Beyond the causation standard are other similar issues integrally related to causation. Tiano points out that in Ontario, as in most other jurisdictions, the "significant contributing factor" test is currently used to determine whether a worker’s injury or illness is compensable.
The employers advocate for the higher predominant cause test for chronic stress, but that’s unconstitutional, against the Charter of Rights and Freedoms, he argued, because the two sets of claimants would be treated differently.
Tiano also made the point that where the work is not the sole contributing factor to the injury, the "thin skull" principle, which states that a victim should not be denied compensation by virtue of other pre-existing conditions including conditions unrelated to the workplace, should be used. The CEC argues for the "average worker" test.
Commented Frame, "It is quite possible under the significance test that somebody who had a huge event in their personal life plus an event of a lesser degree in their work life will be compensated because of the way the test breaks down.
"We are worried about being able to properly adjudicate it…There is a big temptation, because it is a richer system, to place more and more things through the WSIB."
Compensating workers whose stress is caused only in part by the workplace and in part by other stressors represents an inappropriate extension of the WSIB’s mandate, said Ian Cunningham, president and CEO of the Council of Ontario Construction Associations.
"People who are suffering from chronic mental stress deserve to get the best treatment the province can afford," he said.

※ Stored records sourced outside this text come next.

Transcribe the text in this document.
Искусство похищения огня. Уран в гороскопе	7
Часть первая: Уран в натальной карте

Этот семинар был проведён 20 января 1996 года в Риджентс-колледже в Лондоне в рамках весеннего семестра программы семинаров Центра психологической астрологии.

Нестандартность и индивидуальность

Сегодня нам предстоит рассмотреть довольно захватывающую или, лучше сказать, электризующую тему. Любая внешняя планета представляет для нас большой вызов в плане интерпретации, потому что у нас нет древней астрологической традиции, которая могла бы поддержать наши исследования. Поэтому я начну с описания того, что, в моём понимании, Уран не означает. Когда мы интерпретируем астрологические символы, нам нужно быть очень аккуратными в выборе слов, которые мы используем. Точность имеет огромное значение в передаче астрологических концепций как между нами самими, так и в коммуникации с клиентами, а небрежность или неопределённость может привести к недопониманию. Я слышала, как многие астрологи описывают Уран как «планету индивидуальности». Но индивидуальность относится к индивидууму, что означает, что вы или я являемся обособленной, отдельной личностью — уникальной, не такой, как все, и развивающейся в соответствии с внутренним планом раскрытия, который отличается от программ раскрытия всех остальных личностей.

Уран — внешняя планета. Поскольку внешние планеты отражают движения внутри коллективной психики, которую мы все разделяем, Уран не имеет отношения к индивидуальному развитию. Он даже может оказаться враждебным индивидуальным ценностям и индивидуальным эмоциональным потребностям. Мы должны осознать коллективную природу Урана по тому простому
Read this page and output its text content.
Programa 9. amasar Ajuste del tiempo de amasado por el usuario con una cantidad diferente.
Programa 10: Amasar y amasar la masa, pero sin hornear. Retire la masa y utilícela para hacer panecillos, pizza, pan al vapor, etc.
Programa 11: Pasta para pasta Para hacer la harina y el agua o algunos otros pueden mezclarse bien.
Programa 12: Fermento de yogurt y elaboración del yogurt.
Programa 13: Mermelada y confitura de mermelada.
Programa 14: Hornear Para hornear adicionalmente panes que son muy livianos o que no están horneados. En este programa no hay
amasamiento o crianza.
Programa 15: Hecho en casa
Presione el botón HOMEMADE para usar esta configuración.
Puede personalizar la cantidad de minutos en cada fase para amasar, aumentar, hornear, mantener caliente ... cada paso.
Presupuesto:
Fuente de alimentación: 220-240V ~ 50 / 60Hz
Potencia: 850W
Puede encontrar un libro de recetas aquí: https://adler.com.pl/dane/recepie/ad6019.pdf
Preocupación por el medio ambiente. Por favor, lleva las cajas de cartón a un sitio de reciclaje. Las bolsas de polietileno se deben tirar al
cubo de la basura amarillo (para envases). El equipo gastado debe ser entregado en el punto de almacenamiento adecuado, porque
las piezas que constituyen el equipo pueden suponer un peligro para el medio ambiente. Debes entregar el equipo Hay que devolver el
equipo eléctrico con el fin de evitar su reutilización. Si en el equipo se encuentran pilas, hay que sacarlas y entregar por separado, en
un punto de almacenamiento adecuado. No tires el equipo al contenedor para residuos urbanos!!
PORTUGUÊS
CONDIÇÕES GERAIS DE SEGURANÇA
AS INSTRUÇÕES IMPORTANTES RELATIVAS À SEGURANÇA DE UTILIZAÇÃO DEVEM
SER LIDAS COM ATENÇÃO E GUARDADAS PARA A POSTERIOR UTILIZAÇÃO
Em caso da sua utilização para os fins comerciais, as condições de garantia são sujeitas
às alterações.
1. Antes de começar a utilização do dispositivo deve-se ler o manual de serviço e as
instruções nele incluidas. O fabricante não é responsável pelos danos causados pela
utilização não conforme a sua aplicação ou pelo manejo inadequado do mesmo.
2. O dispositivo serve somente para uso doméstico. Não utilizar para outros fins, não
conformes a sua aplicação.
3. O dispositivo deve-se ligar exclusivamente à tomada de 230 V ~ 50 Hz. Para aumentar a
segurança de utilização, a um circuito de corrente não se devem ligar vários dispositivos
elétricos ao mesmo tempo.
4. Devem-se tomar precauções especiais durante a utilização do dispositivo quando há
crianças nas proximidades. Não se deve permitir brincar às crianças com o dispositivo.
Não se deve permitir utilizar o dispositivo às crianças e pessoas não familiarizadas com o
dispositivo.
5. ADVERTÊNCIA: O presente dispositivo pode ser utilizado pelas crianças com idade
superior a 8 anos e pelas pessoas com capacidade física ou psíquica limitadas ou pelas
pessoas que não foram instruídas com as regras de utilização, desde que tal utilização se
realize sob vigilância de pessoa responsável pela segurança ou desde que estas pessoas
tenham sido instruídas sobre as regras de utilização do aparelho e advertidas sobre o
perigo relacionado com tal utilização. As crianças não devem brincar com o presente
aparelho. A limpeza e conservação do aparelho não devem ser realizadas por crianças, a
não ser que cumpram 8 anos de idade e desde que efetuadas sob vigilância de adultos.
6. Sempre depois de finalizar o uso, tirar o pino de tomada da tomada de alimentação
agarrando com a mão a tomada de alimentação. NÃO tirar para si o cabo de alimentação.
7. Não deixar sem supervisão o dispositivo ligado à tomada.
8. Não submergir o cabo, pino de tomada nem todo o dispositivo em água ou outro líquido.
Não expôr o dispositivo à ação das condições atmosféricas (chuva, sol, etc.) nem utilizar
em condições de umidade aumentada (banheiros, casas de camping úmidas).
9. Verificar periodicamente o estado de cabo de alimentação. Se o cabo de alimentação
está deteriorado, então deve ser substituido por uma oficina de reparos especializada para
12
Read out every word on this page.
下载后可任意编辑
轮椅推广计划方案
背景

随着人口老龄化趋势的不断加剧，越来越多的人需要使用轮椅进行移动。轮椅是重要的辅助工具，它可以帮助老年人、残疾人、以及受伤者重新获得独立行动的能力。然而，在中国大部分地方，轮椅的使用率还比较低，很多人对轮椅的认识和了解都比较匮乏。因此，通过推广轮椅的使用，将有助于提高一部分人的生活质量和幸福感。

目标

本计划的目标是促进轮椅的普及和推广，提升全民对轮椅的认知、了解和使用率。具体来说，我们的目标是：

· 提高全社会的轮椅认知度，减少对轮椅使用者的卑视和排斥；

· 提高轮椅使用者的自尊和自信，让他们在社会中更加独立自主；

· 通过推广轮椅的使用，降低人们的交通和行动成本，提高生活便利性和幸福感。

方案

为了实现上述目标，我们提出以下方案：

"But the WSIB is not a universal health care system. It is paid for by employers for disease and illness and injuries that are caused by the workplace. So in our view the connection to the workplace must be the predominant contributor, not just a substantial contributor."
New WSIB rates for 2018 that incorporate the expected hikes in premiums due to the addition of chronic stress entitlement are expected to be announced in August.
Frame said he expected the WSIB to have its new chronic stress policies, including on other controversial topics such as whether medical doctors will be allowed to diagnose chronic mental stress, determined possibly by September.